Rédigé par : Yves George le 5 août 2008

Ici même, il y a quelques semaines je vous avais fait part de mon étonnement admiratif quant à l’inventivité des chercheurs en cosmétologie, sur la foi des affirmations des rédactrices beauté, capables de faire, dans le Santé Magazine de rentrée, un dossier de 7 pages uniquement sur des produits nouveaux. “Vraiment nouveaux !”

Vous allez découvrir ce dossier dans quelques jours en kiosque, mais je ne peux resister au plaisir de vous décrire quelques unes des innovations dénichées par nos journalistes.

D’abord une brosse mascara vibrante: ses micro oscillations  garantissent une répartition parfaite du maquillage de la racine à la pointe du cil.

Ensuite, un lisseur pour cheveux diffusant un après-shampooing: ces grosses pinces chauffantes abiment le cheveux en lissant,  l’après-shampooing compense l’effet néfaste de la chaleur.

Encore mieux, spécial ado, l’appareil à supprimer les  boutons d’acné en ayant l’air branché: avec son look Ipod ce désintégrateur à vilains bubons peut trainer dans les poches de tous les ado sans déclencher ricanement ni honte.

Enfin le must, la pince à épiler lampe de poche. Une astucieuse petite lampe électrique dissimulée entre les lames de la pince permet l’épilation dans les lieux les plus obscures, les boites de nuit ou les salles de cinéma par exemple.

Je suis d’accord, ces produits ne vont pas faire faire un grand bond à l’humanité. Mais reconnaissez que les spécialistes qui les ont mis au point ont fait preuve d’une imagination débridée. Surtout pour trouver les questions auxquelles ils ont apporté des réponses

les chiffres de la fortune

Rédigé par : Yves George le 1 août 2008

L’impôt de solidarité sur la fortune a donné lieu à de multiples commentaires. Il n’est pas dans mon intention d’en rajouter. Seulement les éclairer de quelques chiffres.

En 2007, l’ISF a rapporté 3 milliards 920 millions d’euros. Il a été acquitté par 548 000 contribuables. Soit seulement un peu plus de 1,5% des foyers fiscaux français qui ont en moyenne versé un peu plus de 7 000 euros à ce titre.

Souvenons nous que le seuil d’assujetissement est de 770 000 euros pour 2008 et que le taux moyen est d’environ 1 %.

Des calculs ausi rapides que très approximatifs voudraient donc que seuls 1,5 % des Français aient un patrimoine de plus de 770 000 euros et que la fortune détenue par des particuliers en France s’élèverait à 392 milliards d’euros.

On peut mettre en parallèle un autre chiffre, celui des contribuables qui ont bénéficié du bouclier fiscal et qui tous impôts confondus auraient donc payé plus de 60 % de leurs revenus au fisc: ils ont été 15 000.

Nos très chères amies les bêtes

Rédigé par : Yves George le 30 juillet 2008

La pollution à Pékin inquiète les athlètes occidentaux. Elle n’est sans doute pas pire que celle d’Athènes ou, en remontant un peu plus haut, celle de Mexico. Mais la sensibilité à la qualité environnementale augmentant…

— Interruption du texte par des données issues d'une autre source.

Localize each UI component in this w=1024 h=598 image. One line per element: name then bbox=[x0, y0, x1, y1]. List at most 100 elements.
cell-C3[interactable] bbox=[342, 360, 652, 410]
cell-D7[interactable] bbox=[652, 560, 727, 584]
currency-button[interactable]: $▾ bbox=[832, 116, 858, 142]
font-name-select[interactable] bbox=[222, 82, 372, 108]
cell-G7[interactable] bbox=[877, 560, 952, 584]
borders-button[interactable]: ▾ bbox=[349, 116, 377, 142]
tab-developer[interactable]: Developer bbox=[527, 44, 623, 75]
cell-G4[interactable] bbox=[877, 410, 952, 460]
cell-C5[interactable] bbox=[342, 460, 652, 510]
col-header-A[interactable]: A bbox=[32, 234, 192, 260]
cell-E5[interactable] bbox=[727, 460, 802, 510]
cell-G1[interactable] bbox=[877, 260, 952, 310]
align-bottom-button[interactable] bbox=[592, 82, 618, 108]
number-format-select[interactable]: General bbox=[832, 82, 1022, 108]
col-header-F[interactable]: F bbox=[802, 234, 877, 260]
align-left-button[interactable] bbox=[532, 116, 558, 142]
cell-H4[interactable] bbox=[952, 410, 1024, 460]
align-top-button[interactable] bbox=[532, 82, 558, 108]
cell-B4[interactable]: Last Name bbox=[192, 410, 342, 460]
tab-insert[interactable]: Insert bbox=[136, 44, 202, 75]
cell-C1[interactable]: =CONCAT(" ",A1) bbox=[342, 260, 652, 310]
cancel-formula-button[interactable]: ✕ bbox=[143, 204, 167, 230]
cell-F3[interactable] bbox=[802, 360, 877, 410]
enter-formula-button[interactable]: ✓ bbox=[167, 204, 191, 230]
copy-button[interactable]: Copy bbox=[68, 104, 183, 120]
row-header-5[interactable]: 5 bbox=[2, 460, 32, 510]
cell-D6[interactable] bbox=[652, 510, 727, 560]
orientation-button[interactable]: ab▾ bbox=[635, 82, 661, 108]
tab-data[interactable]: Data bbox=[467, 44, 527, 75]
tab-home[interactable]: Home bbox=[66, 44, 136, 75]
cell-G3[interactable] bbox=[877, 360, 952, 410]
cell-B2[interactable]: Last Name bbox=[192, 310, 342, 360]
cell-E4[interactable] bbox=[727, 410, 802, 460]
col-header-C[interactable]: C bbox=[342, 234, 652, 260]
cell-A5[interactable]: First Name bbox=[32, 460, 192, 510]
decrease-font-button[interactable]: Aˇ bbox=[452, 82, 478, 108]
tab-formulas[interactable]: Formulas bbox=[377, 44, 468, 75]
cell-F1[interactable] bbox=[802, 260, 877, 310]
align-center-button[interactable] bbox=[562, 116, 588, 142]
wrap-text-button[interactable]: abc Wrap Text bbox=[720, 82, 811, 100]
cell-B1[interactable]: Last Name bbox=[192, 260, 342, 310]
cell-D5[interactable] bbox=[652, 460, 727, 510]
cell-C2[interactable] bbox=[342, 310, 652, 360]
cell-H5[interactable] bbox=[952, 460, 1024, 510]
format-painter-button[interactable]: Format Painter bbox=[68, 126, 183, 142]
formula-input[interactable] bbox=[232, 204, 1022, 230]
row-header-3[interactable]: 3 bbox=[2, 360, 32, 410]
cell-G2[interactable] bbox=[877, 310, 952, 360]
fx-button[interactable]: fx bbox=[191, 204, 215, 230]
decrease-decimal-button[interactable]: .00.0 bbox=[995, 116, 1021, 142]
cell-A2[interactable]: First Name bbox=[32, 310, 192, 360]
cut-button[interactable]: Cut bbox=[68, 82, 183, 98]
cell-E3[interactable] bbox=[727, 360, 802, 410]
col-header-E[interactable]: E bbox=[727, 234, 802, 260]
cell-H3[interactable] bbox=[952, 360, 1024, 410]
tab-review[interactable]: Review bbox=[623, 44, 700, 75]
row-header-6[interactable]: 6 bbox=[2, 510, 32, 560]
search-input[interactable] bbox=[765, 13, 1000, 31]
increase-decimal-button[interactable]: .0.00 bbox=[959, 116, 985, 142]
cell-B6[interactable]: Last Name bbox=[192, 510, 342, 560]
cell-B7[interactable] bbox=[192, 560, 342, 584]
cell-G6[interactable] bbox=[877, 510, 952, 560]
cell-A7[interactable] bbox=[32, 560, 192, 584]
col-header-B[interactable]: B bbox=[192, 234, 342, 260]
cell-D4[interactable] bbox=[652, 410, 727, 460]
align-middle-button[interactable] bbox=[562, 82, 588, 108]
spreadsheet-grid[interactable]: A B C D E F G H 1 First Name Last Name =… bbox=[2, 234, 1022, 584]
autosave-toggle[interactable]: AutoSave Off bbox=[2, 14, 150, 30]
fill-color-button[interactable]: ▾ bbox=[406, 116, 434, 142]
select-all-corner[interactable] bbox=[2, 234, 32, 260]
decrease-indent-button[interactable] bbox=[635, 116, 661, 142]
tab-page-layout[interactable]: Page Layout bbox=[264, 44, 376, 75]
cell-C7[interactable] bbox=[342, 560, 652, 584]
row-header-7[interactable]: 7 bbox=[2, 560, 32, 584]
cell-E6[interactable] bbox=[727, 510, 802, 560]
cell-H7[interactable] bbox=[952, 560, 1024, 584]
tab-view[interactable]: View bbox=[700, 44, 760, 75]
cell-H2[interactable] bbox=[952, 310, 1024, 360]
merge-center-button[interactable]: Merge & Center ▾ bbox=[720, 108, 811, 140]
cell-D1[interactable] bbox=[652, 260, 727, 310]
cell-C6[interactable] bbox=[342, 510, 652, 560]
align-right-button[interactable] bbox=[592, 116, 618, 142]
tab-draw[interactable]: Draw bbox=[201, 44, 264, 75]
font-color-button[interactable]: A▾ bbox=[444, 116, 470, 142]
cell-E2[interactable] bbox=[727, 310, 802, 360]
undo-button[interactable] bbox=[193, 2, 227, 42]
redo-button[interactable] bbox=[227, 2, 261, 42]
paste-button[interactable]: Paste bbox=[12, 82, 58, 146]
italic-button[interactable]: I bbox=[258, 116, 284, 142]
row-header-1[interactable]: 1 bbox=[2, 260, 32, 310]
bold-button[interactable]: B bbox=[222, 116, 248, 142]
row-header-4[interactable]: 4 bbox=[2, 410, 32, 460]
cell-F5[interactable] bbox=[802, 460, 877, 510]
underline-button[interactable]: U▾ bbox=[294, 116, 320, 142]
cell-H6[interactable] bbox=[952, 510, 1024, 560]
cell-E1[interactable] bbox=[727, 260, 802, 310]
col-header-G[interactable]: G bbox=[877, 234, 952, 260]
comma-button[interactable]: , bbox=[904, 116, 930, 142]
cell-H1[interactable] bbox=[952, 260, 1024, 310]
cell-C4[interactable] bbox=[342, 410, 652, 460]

Les autorités chinoises ont consenti des efforts importants, fermant temporairement des usines, réduisant la circulation automobile, rien ne semble y faire… Nos chers athlètes sauteront, courront et lanceront dans un air richement pourvu en dioxyde de carbone.

En revanche, si j’en crois le reportage que j’ai vu hier soir sur la 2, nous n’infligerons pas ce triste sort à nos amis les chevaux. Eux courront et sauteront à Hong Kong. Qui serait moins pollué et qui aurait été choisi, pour cette raison, comme cadre des épreuves hippiques (si j’ai bien compris).

Tant mieux pour eux. Sans doute aurait-il été trop injuste de les soumettre aux conséquences des excès des moteurs à explosion alors qu’ils n’ont aucune responsabilité, au contraire, dans leur usage immodéré.

À y réfléchir, je me demande si il n’aurait pas été préférable de réintroduire le cheval à Pékin (et ailleurs) mais durablement, pas seulement pendant les jeux.